L'ARN extrait peut être utilisé directement pour les techniques de ''Northern blot'' et de ''In vitro Translation'' ou bien comme matériel de départ pour la purification de l'ARNm nécessaire à la synthèse d'ADN.
 
Référence Désignation
REK Total RNA Extraction Kit (pour 10 réactions)

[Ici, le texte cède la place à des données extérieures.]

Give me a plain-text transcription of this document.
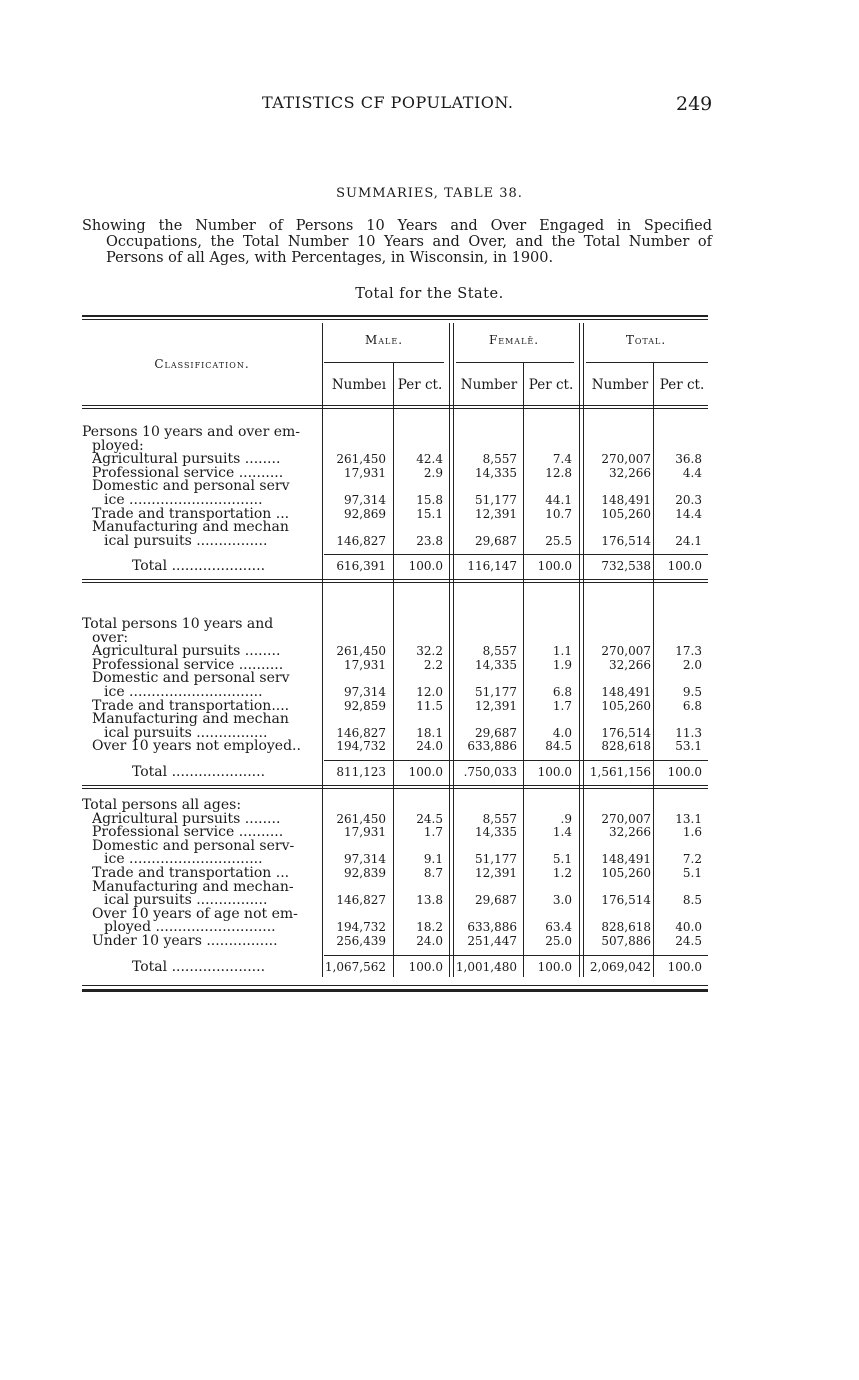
TATISTICS CF POPULATION.	249
SUMMARIES, TABLE 38.
Showing the Number of Persons 10 Years and Over Engaged in Specified Occupations, the Total Number 10 Years and Over, and the Total Number of Persons of all Ages, with Percentages, in Wisconsin, in 1900.
Total for the State.
Classification.
Male.	Femalē.	Total.
Numbeı Per ct.	Number Per ct.	Number Per ct.
Persons 10 years and over em-
ployed:
Agricultural pursuits ........	261,450	42.4	8,557	7.4	270,007	36.8
Professional service ..........	17,931	2.9	14,335	12.8	32,266	4.4
Domestic and personal serv
ice ..............................	97,314	15.8	51,177	44.1	148,491	20.3
Trade and transportation ...	92,869	15.1	12,391	10.7	105,260	14.4
Manufacturing and mechan
ical pursuits ................	146,827	23.8	29,687	25.5	176,514	24.1
Total .....................	616,391	100.0	116,147	100.0	732,538	100.0
Total persons 10 years and
over:
Agricultural pursuits ........	261,450	32.2	8,557	1.1	270,007	17.3
Professional service ..........	17,931	2.2	14,335	1.9	32,266	2.0
Domestic and personal serv
ice ..............................	97,314	12.0	51,177	6.8	148,491	9.5
Trade and transportation....	92,859	11.5	12,391	1.7	105,260	6.8
Manufacturing and mechan
ical pursuits ................	146,827	18.1	29,687	4.0	176,514	11.3
Over 10 years not employed..	194,732	24.0	633,886	84.5	828,618	53.1
Total .....................	811,123	100.0	.750,033	100.0	1,561,156	100.0
Total persons all ages:
Agricultural pursuits ........	261,450	24.5	8,557	.9	270,007	13.1
Professional service ..........	17,931	1.7	14,335	1.4	32,266	1.6
Domestic and personal serv-
ice ..............................	97,314	9.1	51,177	5.1	148,491	7.2
Trade and transportation ...	92,839	8.7	12,391	1.2	105,260	5.1
Manufacturing and mechan-
ical pursuits ................	146,827	13.8	29,687	3.0	176,514	8.5
Over 10 years of age not em-
ployed ...........................	194,732	18.2	633,886	63.4	828,618	40.0
Under 10 years ................	256,439	24.0	251,447	25.0	507,886	24.5
Total .....................	1,067,562	100.0 1,001,480	100.0	2,069,042	100.0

Caractéristiques Techniques & Protocole

Equipements nécessaires

• Tubes de 1,5 ml
• Ethanol (100%)
• De la glace pour les incubations
• Micropipettes
• Agitateur
• Mini-centrifugeuse

Contenance du Kit

Articles Conditionnement Stockage
RBC Lysis Buffer 25ml in 30ml bottle -20°C Freezer
RNA Extraction Buffer 1.1ml in 2ml tube 20-25°C
RNA Wash Buffer Concentrate 0.5ml in 8ml bottle 20-25°C
RNA Micro Column 10 each 20-25°C
Elution Tube (1.5ml) 10 each 20-25°C
2 ml Wash Tube 10 each 20-25°C
Nuclease Free Water 1.5ml in 2ml tube -20oC Freezer

Protocole d'extraction d'ARN provenant du sang, de cellules et de tissus.

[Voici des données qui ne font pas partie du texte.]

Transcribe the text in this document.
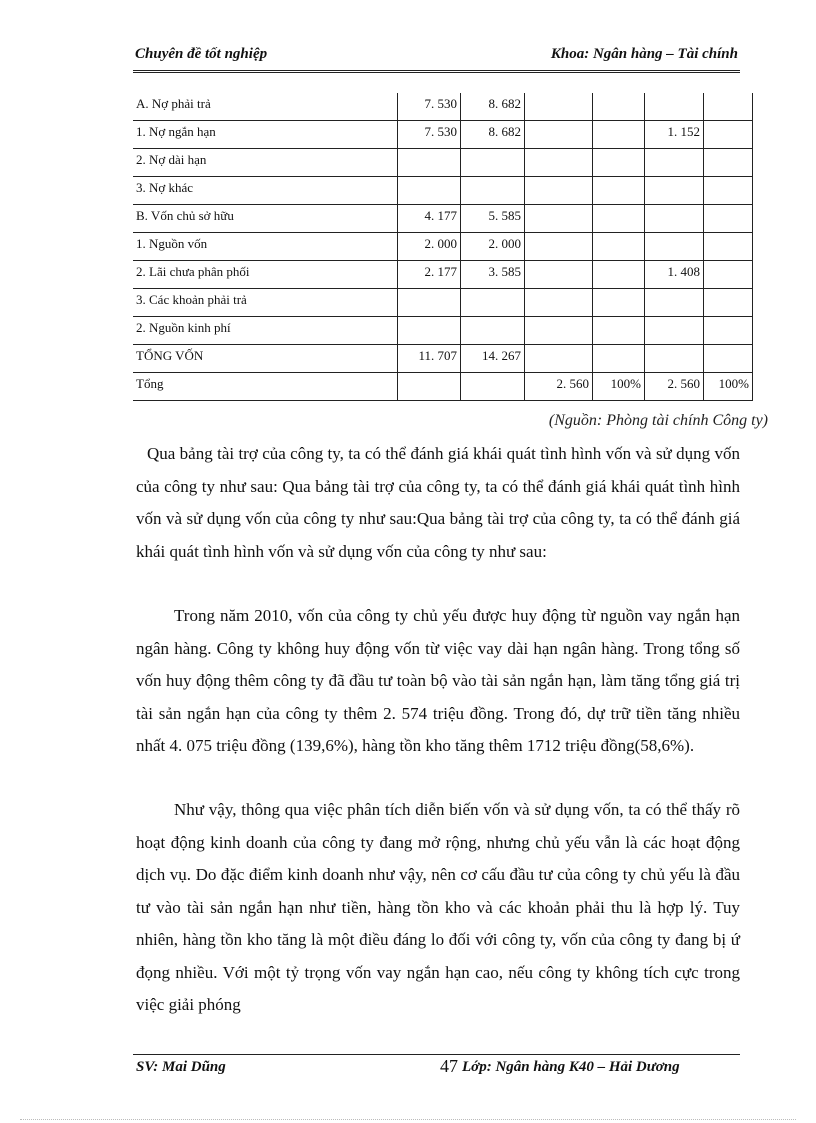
Chuyên đề tốt nghiệp	Khoa: Ngân hàng – Tài chính
A. Nợ phải trả	7. 530	8. 682				
1. Nợ ngắn hạn	7. 530	8. 682			1. 152	
2. Nợ dài hạn						
3. Nợ khác						
B. Vốn chủ sở hữu	4. 177	5. 585				
1. Nguồn vốn	2. 000	2. 000				
2. Lãi chưa phân phối	2. 177	3. 585			1. 408	
3. Các khoản phải trả						
2. Nguồn kinh phí						
TỔNG VỐN	11. 707	14. 267				
Tổng			2. 560	100%	2. 560	100%
(Nguồn: Phòng tài chính Công ty)

Qua bảng tài trợ của công ty, ta có thể đánh giá khái quát tình hình vốn và sử dụng vốn của công ty như sau: Qua bảng tài trợ của công ty, ta có thể đánh giá khái quát tình hình vốn và sử dụng vốn của công ty như sau:Qua bảng tài trợ của công ty, ta có thể đánh giá khái quát tình hình vốn và sử dụng vốn của công ty như sau:

Trong năm 2010, vốn của công ty chủ yếu được huy động từ nguồn vay ngắn hạn ngân hàng. Công ty không huy động vốn từ việc vay dài hạn ngân hàng. Trong tổng số vốn huy động thêm công ty đã đầu tư toàn bộ vào tài sản ngắn hạn, làm tăng tổng giá trị tài sản ngắn hạn của công ty thêm 2. 574 triệu đồng. Trong đó, dự trữ tiền tăng nhiều nhất 4. 075 triệu đồng (139,6%), hàng tồn kho tăng thêm 1712 triệu đồng(58,6%).

Như vậy, thông qua việc phân tích diễn biến vốn và sử dụng vốn, ta có thể thấy rõ hoạt động kinh doanh của công ty đang mở rộng, nhưng chủ yếu vẫn là các hoạt động dịch vụ. Do đặc điểm kinh doanh như vậy, nên cơ cấu đầu tư của công ty chủ yếu là đầu tư vào tài sản ngắn hạn như tiền, hàng tồn kho và các khoản phải thu là hợp lý. Tuy nhiên, hàng tồn kho tăng là một điều đáng lo đối với công ty, vốn của công ty đang bị ứ đọng nhiều. Với một tỷ trọng vốn vay ngắn hạn cao, nếu công ty không tích cực trong việc giải phóng

SV: Mai Dũng	47 Lớp: Ngân hàng K40 – Hải Dương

1. Centrifuger tous les tubes pendant 5 à 10s avant utilisation
2. Ajouter 2 ml d'éthanol à 100% à la concentration de solution de lavage d'ARN.
3. Injecter les 200 µl de sang, cellules ou de tissus dans les 2 ml dans le tampon RBC Lysis et incuber dans de la glace pendant 15 mn. Cette étape n'est pas nécessaire pour les cellules provenant de culture.
4. Recueillir le culot de cellule par centrifugation à 500g pendant 5 mn.
5. Retirer le surnageant
6. Ajouter 100µl de tampon d'extraction d'ARN au culot de cellules et resuspendre doucement à la pipette.
7. Homogénéiser l'échantillon à l'aide d'une seringue jetable de 1ml avec une aiguille de calibration 20 (5 à 8 fois).
8.Centrifiger 1 sec à basse vitesse. Si un culot de cellules de forme répéter l'homogénéisation, sinon procéder à l'extraction.
9. Incuber dans de la glace pendant 20 minutes.
10. Ajouter 100 µl d'éthanol à 100 %, mélanger brièvement et incuber dans de la lace pendant 10 minutes.
11. Mettre l'intégralité du contenu dans une colonne d'ARN et la mettre dans un tube de lavage de 2 ml.
12. Centrifuger pendant 1 mn à haute vitesse (10 000 rpm). Jeter le surplus de fluide et réutiliser le tube de lavage.
13. Additionner 100 µl de solution de lavage pour ARN dans la colonne et centrifuger pendant 1 mn à grande vitesse (10 000 rpm). Une centrifugation plus longue peut être nécessaire pour enlever la solution de lavage résiduelle.
14. Jeter le tube de lavage de 2 ml et placer soigneusement la colonne dans u tube d'élution.
15. Ajouter 40 µl d'eau sans nucléase et préchauffer à 60°C dans le centre de la colonne.
16. Incuber pendant 2 mn et centrifuger à grande vitesse (10 000 rpm) pendant 1 mn.
17. Recharger le filtrat sur la colonne et incuber pendant 2 minutes. Centrifuger à grande vitesse (10 000 rpm) pendant 1 mn.
18. Jeter la colonne et utiliser l'ARN total pour des applications en aval.